People whose current insurers are not offering a plan in 2017 on HealthCare.gov will be given more time to choose a plan for 2017 due to a “special enrollment period for loss of minimum essential coverage,” Hogan said.

Do we still have Kynectors?

The state has extended contracts with the same organizations that provided Kynectors, which are now called “application assisters,” Hogan said. Application assisters work with Kentuckians either in person or over the phone to answer questions or get assistance with the application and enrollment process.

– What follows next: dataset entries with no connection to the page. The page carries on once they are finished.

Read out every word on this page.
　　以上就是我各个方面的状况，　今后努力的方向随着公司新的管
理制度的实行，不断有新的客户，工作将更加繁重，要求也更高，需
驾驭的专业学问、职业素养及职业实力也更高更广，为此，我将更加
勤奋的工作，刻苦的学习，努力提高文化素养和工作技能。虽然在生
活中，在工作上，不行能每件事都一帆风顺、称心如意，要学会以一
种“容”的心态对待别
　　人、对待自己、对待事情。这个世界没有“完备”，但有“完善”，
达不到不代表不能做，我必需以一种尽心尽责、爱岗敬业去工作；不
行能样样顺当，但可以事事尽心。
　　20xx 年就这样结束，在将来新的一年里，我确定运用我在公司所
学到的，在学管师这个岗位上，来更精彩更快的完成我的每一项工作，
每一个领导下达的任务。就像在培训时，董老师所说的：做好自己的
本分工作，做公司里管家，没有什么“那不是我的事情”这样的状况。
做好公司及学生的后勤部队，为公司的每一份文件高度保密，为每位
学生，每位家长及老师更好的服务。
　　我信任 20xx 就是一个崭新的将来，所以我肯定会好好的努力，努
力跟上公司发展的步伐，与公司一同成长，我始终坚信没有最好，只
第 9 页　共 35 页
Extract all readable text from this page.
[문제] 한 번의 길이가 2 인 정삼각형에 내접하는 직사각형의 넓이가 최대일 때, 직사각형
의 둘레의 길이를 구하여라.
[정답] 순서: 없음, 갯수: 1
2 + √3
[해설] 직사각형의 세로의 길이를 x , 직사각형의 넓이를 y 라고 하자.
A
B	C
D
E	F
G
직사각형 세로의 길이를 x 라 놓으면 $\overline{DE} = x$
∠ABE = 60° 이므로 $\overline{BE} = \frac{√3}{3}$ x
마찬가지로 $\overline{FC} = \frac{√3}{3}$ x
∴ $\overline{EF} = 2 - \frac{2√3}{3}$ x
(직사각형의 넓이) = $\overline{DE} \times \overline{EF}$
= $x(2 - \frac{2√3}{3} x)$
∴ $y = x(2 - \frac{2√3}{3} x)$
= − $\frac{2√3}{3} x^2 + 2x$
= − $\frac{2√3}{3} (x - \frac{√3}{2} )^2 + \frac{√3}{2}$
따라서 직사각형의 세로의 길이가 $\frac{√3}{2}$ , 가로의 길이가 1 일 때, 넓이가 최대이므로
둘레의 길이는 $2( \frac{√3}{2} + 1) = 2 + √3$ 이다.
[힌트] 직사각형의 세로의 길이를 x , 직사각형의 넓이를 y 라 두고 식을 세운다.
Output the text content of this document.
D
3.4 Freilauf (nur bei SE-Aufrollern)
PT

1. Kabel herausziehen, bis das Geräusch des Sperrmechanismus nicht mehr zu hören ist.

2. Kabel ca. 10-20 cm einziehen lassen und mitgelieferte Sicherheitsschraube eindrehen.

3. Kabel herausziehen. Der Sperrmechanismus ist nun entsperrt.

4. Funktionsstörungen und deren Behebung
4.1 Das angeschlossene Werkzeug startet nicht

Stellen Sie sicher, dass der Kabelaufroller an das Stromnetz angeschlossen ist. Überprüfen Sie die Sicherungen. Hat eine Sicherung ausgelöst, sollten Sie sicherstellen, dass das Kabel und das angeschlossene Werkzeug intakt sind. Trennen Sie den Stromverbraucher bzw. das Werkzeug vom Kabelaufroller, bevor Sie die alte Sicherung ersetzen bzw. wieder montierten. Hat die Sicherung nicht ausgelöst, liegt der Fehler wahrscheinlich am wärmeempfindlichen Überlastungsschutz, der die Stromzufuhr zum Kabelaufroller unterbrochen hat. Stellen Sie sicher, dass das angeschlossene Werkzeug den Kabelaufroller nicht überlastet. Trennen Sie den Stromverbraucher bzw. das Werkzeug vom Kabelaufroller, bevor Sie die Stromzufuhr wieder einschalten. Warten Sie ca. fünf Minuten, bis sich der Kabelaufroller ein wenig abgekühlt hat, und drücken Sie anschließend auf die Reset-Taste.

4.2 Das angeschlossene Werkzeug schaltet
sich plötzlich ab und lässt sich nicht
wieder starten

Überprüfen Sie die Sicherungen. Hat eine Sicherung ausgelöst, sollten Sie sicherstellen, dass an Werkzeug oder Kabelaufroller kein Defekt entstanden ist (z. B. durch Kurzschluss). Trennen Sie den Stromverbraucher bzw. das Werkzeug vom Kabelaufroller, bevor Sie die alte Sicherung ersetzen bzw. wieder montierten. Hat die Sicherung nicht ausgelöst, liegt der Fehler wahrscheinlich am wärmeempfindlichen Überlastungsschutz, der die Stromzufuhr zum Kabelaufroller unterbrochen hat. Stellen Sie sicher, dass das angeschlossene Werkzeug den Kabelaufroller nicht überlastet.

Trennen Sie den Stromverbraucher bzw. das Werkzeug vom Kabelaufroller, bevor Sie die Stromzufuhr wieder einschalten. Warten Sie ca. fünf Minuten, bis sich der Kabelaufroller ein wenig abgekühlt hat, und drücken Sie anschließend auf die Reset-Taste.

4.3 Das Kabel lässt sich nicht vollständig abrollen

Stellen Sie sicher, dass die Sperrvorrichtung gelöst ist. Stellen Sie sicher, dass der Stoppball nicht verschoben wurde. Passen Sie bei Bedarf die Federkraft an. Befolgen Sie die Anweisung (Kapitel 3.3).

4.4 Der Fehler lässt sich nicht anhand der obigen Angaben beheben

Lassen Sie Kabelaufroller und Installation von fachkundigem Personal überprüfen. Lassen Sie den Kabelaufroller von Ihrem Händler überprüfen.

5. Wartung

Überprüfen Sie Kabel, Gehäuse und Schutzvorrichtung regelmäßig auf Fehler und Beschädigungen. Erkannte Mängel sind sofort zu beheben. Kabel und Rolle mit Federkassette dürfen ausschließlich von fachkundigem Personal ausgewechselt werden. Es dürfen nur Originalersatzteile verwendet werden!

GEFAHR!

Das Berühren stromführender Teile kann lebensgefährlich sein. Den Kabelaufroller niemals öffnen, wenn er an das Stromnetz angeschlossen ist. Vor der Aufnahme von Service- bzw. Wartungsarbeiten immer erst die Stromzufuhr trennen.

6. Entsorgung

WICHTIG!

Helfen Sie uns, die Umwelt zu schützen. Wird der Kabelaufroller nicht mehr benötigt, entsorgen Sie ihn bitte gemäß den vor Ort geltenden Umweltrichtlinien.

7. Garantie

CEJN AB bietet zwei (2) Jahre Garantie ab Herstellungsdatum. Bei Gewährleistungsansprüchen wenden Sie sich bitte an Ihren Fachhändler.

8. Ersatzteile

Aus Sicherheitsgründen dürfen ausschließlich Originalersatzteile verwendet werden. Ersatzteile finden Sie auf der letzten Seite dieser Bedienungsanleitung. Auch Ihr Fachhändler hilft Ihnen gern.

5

“We are confident our assister agencies will have the ability to provide the same exceptional service,” Hogan said. “Every county in Kentucky is served by a contracted organization for in person assistance. Kynectors have a very active outreach program that includes sign up events, advertising, and education opportunities. They will continue to be very active in the communities they serve.”

You can find an Application assister in your area by using the “search” function on the Kynect website or by calling Kynect’s customer service.

Many Kynectors are still in the process of being trained to help clients on the federal marketplace, so Hogan said there isn’t a firm number of participating application assisters for 2017.

What about Medicaid?

The Medicaid program for low-income and disabled people, and its application process, will stay the same. It was moved from Kynect earlier this year.

Medicaid-eligible Kentuckians can apply anytime during the year through Benefind, a one-stop-shop website for public benefits. But if you are already enrolled, you don’t need to do anything until your renewal or recertification date.

“If a citizen believes they may be eligible for Medicaid (any type), we would recommend that they apply through Benefind,” Hogan said. “This would be the quickest route to receive Medicaid eligibility.”

Benefind also has an anonymous pre-screening tool to assist in determining if you are eligible for Medicaid or a QHP.

Consumers may ask, “What happens if I apply for the wrong type of coverage?” Hogan answered, “Consumers cannot apply in the wrong way or place.” He said if an application is started in Benefind, but the applicant is over the income limit, the application will be transferred to the federal marketplace and Benefind will send a notification letter to the participant indicating Medicaid eligibility was denied and that the client information was sent to HealthCare.gov.

If a consumer submits an application to HealthCare.gov, it will be entered, but if the applicant is deemed Medicaid-eligible, the application will be transferred to the state for final eligibility determination. If the participant is determined eligible, Benefind will notify the participant.

If more information is needed, Benefind will ask the participant for it, indicating the next steps to take.